Jochen Goller, president, and CEO of BMW Group Region China, said the German automaker is confident to invest more in China and achieve further development with the country.
BMW delivered 404,000 vehicles to Chinese clients in the first 7 months of the year, an increase of 16.6 percent year on year, Goller said during a special session of the China Development Forum which concluded Saturday in Beijing.
Zhu Xiaojing, president of dairy nutrition company Fonterra Greater China, said China is Fonterra’s largest, fastest-growing, and most strategically important market.

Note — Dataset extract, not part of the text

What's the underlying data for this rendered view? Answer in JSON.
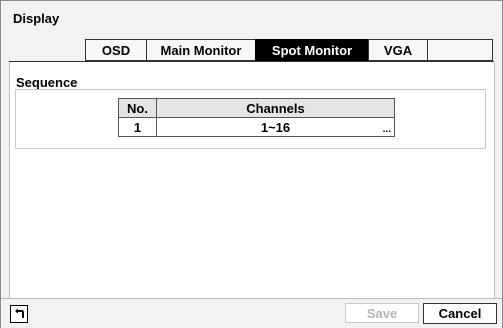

China does not stop pushing ahead with opening-up despite uncertainties brought by protectionist trade measures launched by certain countries against it.
Instead, the country has rolled out a series of measures to expand opening-up and improve the overall business environment, including enacting the foreign investment law, reducing the number of items subject to special administrative measures on the new negative list, and establishing six new pilot free trade zones.
Matthew Echols, a corporate vice president of Coca-Cola, said the US beverage giant is encouraged by China's efforts in improving its business environment such as the launch of new pilot free trade zones.
China is not only a big consumer market but also an important hub of innovation and industry value chains, said Goller, disclosing that nearly 80 percent of the 1,000 research and development workers of BMW Region China are Chinese.
Pascal Soriot, CEO of pharmaceutical multinational AstraZeneca, said the company’s innovation center in east China’s Jiangsu province has become an important organ of its global innovation network.